— Тошо! Тошо! — старуха бросилась к нему и обхватила его голову.
Алекси выскользнул со двора и убежал. Он вернулся через два дня. Мать это время бегала повсюду, разыскивая его, а отец мрачно курил и клялся, что никогда больше слова ему не скажет, лишь бы он не натворил какой беды. Юрталаниха смотрела на сына и не знала, бранить его или радоваться. Он вырос — стал здоровым парнем.. Из-под расстегнутой куртки виднелась красивая рубашка с отложным воротничком, брюки были сшиты из дорогого тонкого материала. Широкие штанины доставали до самых каблуков.
— Ах, сынок, сынок, разве можно так делать? — с кротким упреком заговорила старуха. — Отец послал тебя учиться, так на тебя надеялся, а ты вон как ведешь себя, осрамил его… Прямо-таки его убил, мало ему других забот, а тут еще ты своими глупостями тревожишь!..
Юрталаниха упрекала сына, а сердце ее билось радостно — вон он какой: крепкий, стройный, сильный, с едва пробивающимися усиками. Чего Тодор так сердится? Парень вырос, поучился в большом далеком городе, пусть теперь останется дома, они будут радоваться на него глядя, а он пусть погуляет с ребятами, потом они его женят, и уж от него, даст бог, пойдут внучата им на радость… Так думала Юрталаниха, отчитывая сына.

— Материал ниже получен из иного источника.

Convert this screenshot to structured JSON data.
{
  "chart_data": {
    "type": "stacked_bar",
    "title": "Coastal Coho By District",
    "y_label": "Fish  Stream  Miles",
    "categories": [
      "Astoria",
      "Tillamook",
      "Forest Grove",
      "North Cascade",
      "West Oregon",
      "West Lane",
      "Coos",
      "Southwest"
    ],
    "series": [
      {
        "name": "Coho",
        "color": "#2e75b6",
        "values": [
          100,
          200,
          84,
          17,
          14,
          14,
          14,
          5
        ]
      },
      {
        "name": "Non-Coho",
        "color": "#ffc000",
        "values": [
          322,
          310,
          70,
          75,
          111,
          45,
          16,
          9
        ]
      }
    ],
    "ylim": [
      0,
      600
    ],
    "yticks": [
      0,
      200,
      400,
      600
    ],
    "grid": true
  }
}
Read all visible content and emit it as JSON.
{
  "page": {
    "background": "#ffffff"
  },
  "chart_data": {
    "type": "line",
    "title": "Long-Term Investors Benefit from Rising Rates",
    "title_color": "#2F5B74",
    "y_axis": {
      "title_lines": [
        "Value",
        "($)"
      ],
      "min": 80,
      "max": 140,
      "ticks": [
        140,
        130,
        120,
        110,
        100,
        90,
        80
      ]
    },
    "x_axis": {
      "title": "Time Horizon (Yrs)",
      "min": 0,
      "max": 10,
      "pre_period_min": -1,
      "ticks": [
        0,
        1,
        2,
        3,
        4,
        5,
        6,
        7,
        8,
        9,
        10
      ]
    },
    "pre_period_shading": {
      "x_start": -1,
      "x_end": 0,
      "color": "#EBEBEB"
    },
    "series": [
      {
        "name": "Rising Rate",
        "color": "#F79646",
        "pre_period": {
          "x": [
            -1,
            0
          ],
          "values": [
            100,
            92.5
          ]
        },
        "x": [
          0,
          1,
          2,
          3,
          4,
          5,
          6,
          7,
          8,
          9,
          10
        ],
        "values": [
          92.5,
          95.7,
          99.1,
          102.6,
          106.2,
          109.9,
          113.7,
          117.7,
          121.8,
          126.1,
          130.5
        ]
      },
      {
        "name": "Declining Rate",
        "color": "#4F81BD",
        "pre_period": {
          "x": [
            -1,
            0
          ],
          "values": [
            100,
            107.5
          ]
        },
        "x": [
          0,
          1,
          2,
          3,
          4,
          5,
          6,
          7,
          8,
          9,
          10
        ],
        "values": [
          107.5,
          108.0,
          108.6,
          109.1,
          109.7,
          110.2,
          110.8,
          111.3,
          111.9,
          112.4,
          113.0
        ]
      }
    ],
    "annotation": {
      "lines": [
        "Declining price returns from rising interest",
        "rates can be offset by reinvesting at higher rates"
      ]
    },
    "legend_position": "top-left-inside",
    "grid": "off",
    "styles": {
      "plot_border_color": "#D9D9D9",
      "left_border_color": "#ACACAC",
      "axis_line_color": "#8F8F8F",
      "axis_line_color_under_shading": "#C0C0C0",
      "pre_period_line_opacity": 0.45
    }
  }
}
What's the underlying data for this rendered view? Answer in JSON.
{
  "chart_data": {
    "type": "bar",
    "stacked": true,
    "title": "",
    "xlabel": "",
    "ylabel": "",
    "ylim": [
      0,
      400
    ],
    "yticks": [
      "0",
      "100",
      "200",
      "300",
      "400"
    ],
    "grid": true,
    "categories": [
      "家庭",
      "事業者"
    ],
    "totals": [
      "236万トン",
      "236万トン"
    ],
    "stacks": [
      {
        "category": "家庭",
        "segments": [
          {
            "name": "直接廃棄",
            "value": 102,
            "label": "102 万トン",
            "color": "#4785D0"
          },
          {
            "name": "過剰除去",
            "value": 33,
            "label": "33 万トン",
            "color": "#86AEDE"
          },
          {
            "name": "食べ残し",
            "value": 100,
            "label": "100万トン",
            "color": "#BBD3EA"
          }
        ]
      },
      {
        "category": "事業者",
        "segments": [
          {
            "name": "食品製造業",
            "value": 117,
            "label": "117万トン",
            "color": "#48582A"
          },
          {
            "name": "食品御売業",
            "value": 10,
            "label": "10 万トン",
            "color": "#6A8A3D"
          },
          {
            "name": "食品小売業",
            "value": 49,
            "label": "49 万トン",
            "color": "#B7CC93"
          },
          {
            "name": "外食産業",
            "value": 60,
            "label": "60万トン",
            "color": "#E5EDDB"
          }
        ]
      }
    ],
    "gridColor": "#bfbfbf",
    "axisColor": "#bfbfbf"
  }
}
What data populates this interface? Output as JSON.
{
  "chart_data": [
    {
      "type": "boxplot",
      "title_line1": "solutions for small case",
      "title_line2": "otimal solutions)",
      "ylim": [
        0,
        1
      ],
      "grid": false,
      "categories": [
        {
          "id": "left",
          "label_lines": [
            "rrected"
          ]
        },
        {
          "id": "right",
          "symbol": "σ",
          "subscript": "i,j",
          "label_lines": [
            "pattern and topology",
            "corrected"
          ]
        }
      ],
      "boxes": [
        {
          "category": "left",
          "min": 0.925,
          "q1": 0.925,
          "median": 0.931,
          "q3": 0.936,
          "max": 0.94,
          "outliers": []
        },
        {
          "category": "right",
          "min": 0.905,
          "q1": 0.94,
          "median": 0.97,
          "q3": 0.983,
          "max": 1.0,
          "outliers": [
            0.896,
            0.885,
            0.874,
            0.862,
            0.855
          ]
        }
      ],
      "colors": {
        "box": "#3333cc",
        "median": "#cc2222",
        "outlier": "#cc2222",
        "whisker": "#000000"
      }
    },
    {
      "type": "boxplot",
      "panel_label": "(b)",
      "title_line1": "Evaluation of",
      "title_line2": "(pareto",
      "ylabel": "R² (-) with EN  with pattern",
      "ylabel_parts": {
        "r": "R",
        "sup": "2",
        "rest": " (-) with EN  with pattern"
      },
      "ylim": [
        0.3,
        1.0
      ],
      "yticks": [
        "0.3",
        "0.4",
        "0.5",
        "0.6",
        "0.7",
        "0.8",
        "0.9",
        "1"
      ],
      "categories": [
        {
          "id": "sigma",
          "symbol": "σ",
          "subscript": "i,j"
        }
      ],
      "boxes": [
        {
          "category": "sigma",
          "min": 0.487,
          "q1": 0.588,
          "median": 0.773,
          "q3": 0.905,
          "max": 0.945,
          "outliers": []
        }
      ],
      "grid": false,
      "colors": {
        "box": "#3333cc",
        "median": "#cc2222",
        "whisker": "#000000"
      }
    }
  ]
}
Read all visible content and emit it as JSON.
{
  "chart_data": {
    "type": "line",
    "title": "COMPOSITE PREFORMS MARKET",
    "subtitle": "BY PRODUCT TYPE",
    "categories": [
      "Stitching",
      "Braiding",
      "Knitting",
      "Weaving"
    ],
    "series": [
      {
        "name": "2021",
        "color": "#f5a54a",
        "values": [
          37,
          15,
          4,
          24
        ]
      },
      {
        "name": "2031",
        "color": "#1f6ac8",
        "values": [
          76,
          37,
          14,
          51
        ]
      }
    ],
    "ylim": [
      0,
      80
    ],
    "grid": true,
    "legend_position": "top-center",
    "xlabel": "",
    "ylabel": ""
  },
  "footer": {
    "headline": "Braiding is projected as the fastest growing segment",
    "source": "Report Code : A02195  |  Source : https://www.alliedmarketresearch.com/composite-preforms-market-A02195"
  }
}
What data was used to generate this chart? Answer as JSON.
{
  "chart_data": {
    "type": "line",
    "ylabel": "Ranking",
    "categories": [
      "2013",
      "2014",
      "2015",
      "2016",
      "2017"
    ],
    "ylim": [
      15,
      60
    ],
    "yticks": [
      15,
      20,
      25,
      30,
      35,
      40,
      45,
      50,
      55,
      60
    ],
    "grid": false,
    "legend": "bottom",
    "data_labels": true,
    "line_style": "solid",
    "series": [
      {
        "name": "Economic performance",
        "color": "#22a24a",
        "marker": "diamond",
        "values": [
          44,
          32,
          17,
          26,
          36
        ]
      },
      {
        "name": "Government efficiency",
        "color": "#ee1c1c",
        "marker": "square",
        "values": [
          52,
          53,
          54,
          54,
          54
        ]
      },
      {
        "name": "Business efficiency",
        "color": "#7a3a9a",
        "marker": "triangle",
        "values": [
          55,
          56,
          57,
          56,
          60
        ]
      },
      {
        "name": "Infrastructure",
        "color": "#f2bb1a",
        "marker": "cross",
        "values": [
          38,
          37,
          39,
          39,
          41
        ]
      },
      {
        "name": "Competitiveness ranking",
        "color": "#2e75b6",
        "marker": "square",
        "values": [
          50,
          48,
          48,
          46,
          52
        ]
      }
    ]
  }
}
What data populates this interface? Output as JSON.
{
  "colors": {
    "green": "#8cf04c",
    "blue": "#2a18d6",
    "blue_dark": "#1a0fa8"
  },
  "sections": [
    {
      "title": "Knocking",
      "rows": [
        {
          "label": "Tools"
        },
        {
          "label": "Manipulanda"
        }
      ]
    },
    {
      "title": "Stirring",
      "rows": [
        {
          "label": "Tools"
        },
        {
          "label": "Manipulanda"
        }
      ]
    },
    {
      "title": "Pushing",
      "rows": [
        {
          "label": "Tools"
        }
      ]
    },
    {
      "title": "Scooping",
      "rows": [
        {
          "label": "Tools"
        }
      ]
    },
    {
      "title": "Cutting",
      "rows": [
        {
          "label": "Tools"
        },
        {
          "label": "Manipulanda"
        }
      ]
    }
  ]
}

Юрталан уже смирился. Увидев, что Алекси сидит в кухне, притулившись у огня в эту жаркую пору, он подошел к нему и, не глядя на него, заговорил:
— Все, что ты ни делаешь, — делаешь для себя. Я старался, трудился, но насильно мил не будешь. Поумнеешь со временем — опять пошлю тебя учиться. А не хочешь — вот тебе земля, целое поле, иди паши, работай, мучайся, мне уже не о чем думать: моя песня спета…
Алекси молчал, уткнув голову в колени. Молчала и старуха и только настороженно посматривала на мужа, как бы он опять не вспылил и не раскричался. Севда разговаривала на дворе с целой толпой цыганок, которые два дня тому назад работали у Юрталановых. Когда она вошла в кухню, все сердито смотрели перед собой и молчали.
— Почему тебя исключили? — спросил совсем уже спокойно Юрталан, поворачиваясь к сыну.
— На меня наговорили.
— А ты, значит, святой? — Юрталан криво усмехнулся, покачал головой и больше не сказал ни слова.
— Не ругай его, — просила вечером жена. — Оставь его в покое.
— Я его научу: шкуру с него спущу в это лето! — грозил он. — Я покажу ему почем фунт лиха!..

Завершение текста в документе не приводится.